IzzyR:
I would never claim that no one has posted to this thread from a PC perspective. I do not know the motives or personal orientation of everyone involved and it is probable that someone here finds it PC to align themselves with those who point out the lack of a physical/biological reality for race.
However, I am also pointing out that the scientists who have done the most work to establish that there is no genetic component that can be classified as “racial” were attacked by the PC crowd for trying to disrupt (or steal the heritage or something) of various native peoples and that those PC advocates were successful in reducing the amount of money that the U.S. Congress appropriated for their research.
So we are left with a situation in which a group of PC advocates attack genetic scientists in the middles stages of their studies, and when the studies are released by the non-PC scientists, the results are attacked as being PC. (My irony meter is red-lined on this aspect of the discussion.)
Autumn Wind Chick:
It is very nearly as fascinating as watching the mental gymnastics that you perform to make claims contrary to fact.
It has been pointed out that there may be a useful aspect in the United States to use the cultural definition of “race” to identify local populations in the United States for more frequent questioning or testing regarding various health situations.

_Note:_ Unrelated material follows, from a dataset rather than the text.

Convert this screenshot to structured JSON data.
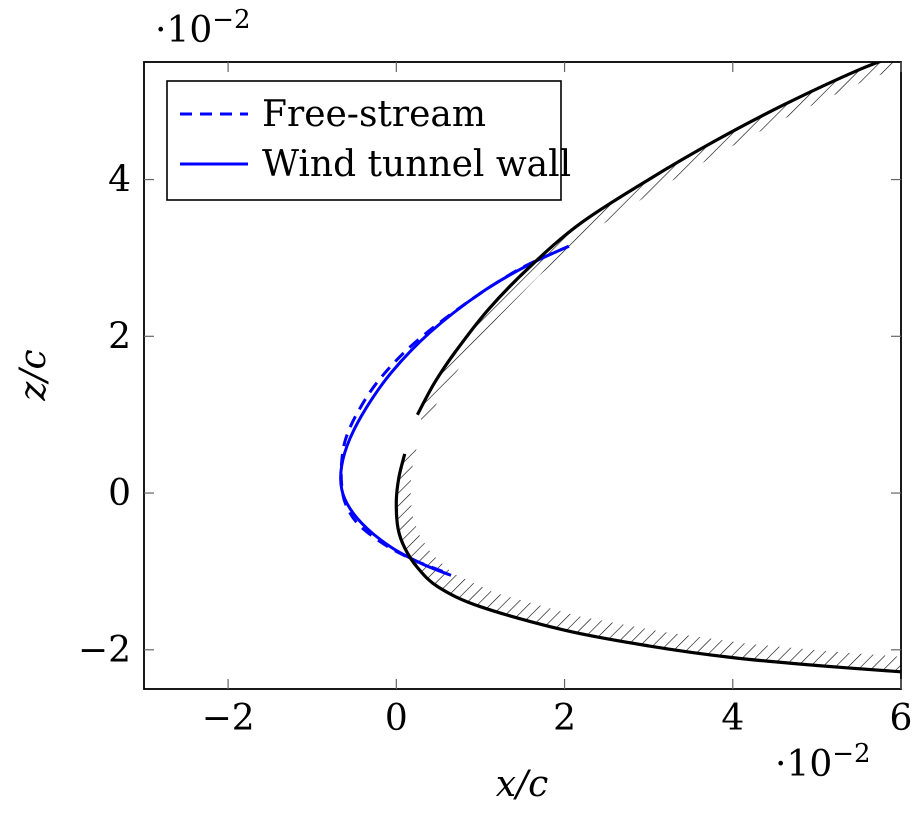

It has also been pointed out that even that limited use of “race” has been questioned by the editorial board of the New England Journal of Medicine.

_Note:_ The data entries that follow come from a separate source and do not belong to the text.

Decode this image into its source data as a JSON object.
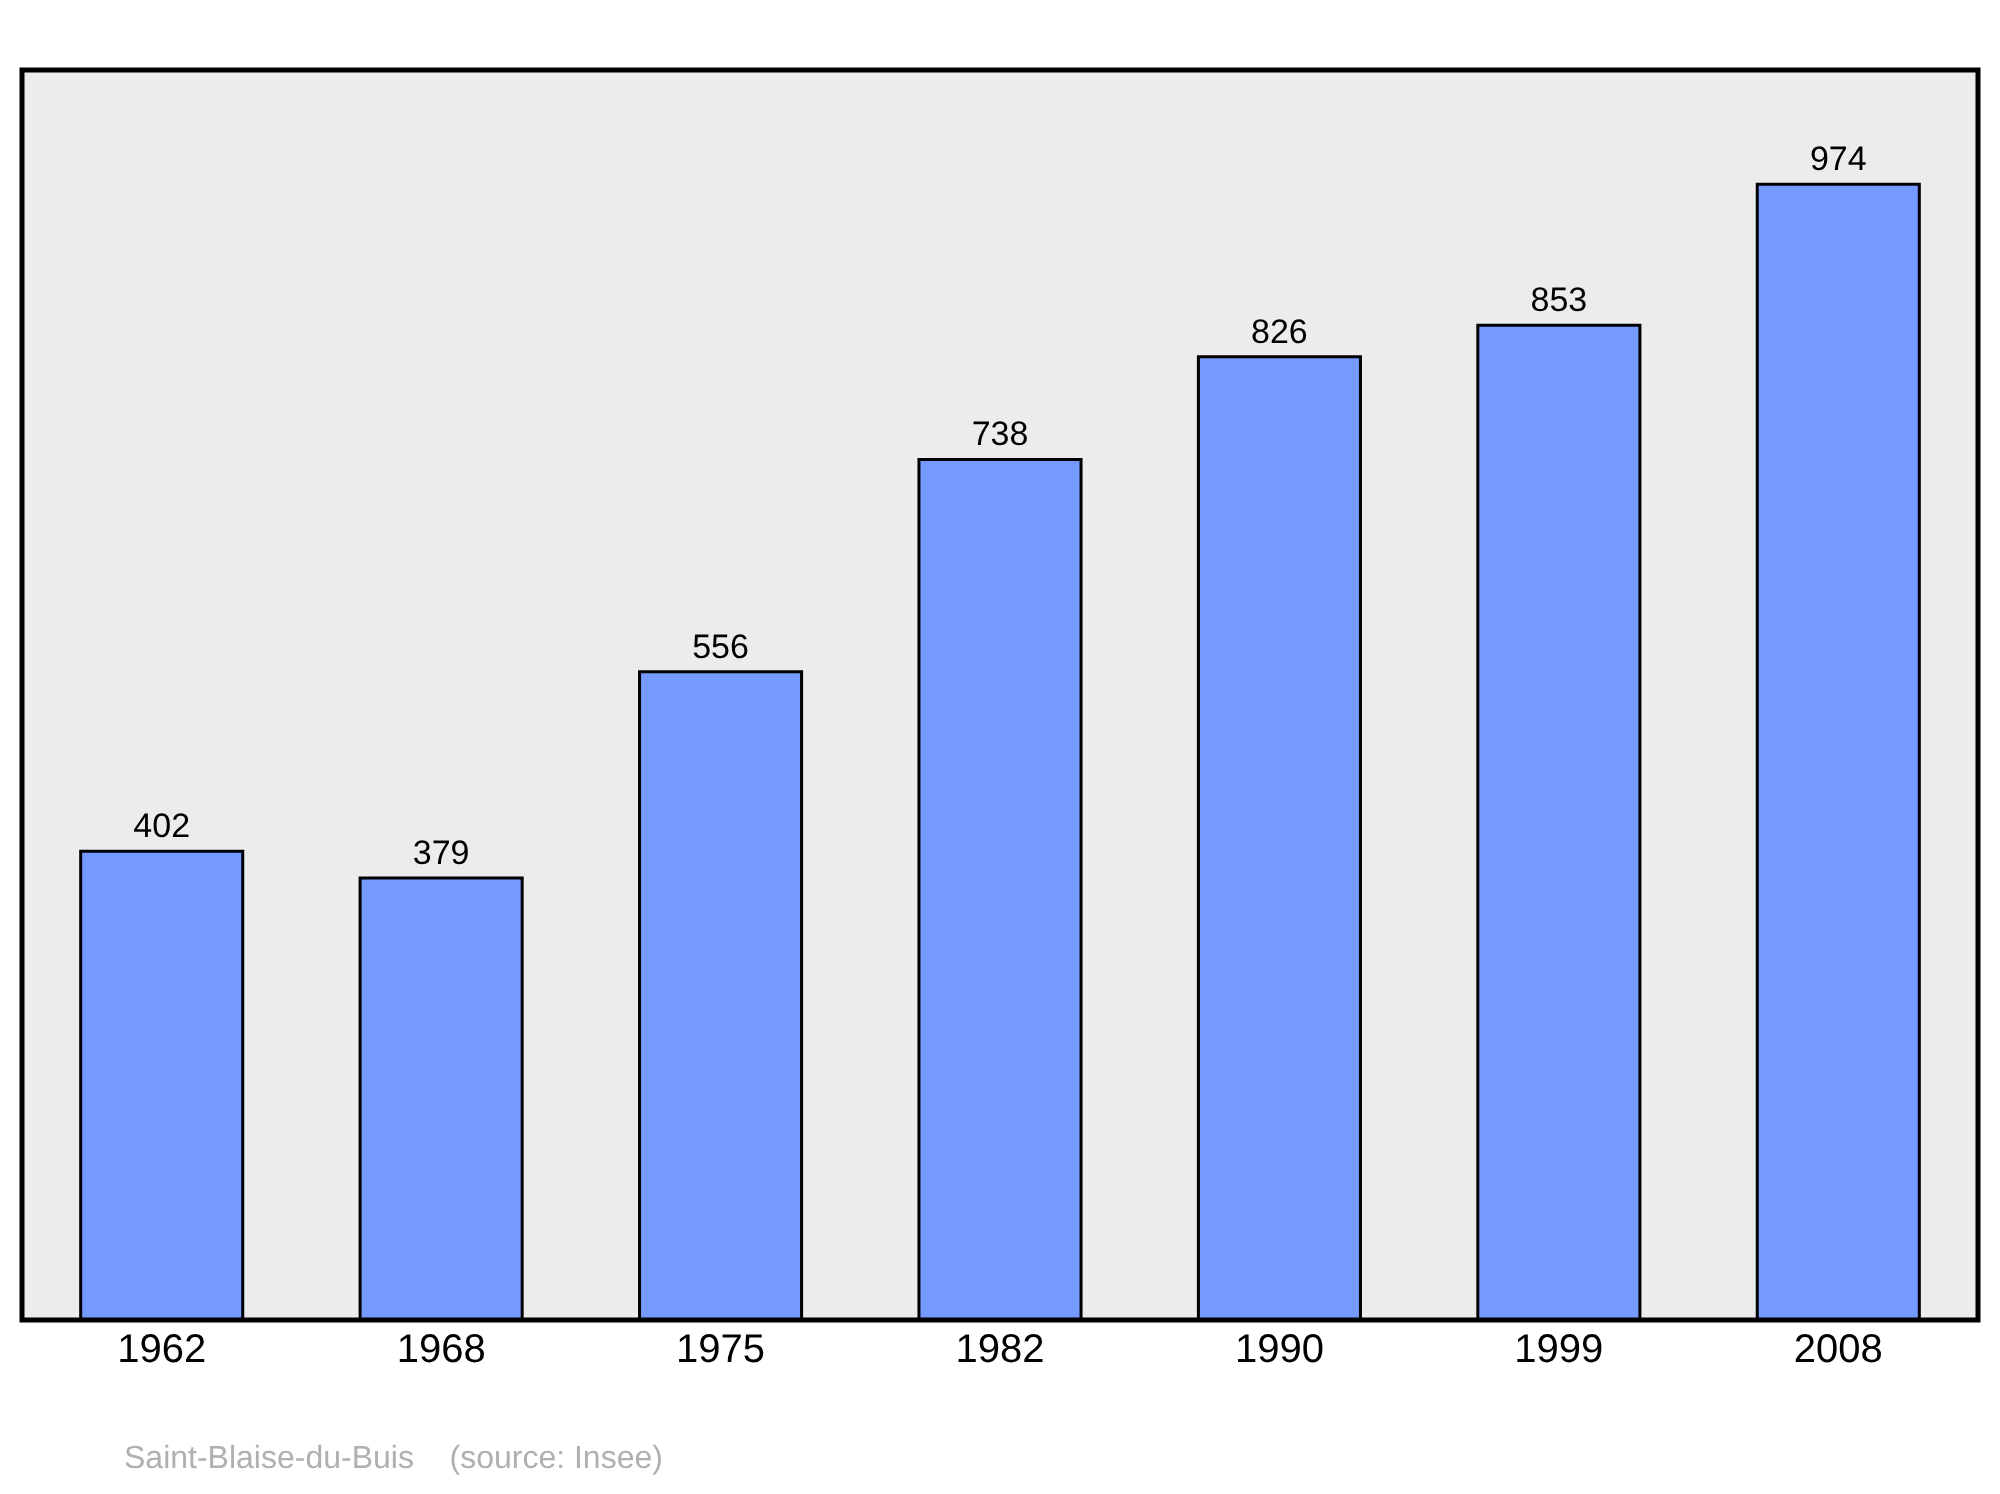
{
  "chart_data": {
    "type": "bar",
    "categories": [
      "1962",
      "1968",
      "1975",
      "1982",
      "1990",
      "1999",
      "2008"
    ],
    "values": [
      402,
      379,
      556,
      738,
      826,
      853,
      974
    ],
    "color": "#7499ff",
    "data_labels": true,
    "ylim": [
      0,
      1072
    ],
    "tick_labels": "x",
    "grid": false,
    "annotations": [
      "Saint-Blaise-du-Buis    (source: Insee)"
    ]
  }
}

In other words, if a certain population in Africa is subject to higher levels of hypertension, Type II Diabetes, or Sickle Cell Anemia, tests on otherwise healthy individuals who appear to have African ancestors may turn up problems in those individuals at a higher rate than tests run on the whole population of the U.S. Similarly, gene-matching for organ transplants may have a better chance of success among that group than from among the whole population. Focussing funding on a group from which a smaller group has a known characteristic increases the chance that the money will be productive, even though the larger group will have no more need than the general population.
However, if the traits or diseases you are seeking are associated with the Ibo, (from around Nigeria), and if you are interviewing a person whose ancestors were taken from Madagascar, you have no better chance of a match than if you tested a Swede. You are more likely to find a person with Ibo characteristics from among a group of people with dark skin and wiry hair than among pale-skinned blondes. From this perspective, a person’s appearance gives a nice “first cut” for examination.
Unfortunately, without actually doing the tests, you really do not know whether you are talking with a person whose ancestors were from the region around Nigeria or Madagascar or Kenya or anywhere else.
Similarly, when encouraging a group of people to seek tests for health problems, focussing the advertising on the groups who, by culture, are associated, makes economic sense. There will be huge numbers of people among the American black population who are not more at risk for hypertension, diabetes, or Sickle Cell than anyone whose ancestors came from Ireland, Japan, or Samoa. However, because there is a genetic sub-group within the population of American blacks who are susceptible to those diseases, advertising toward the larger cultural group will have the effect of netting the smaller group.
If you sent the same tests, in equal distribution, to every nation in Africa, you would be wasting a lot of money because there is no single “race” in Africa who is subject to those diseases at higher levels than people throughout the world.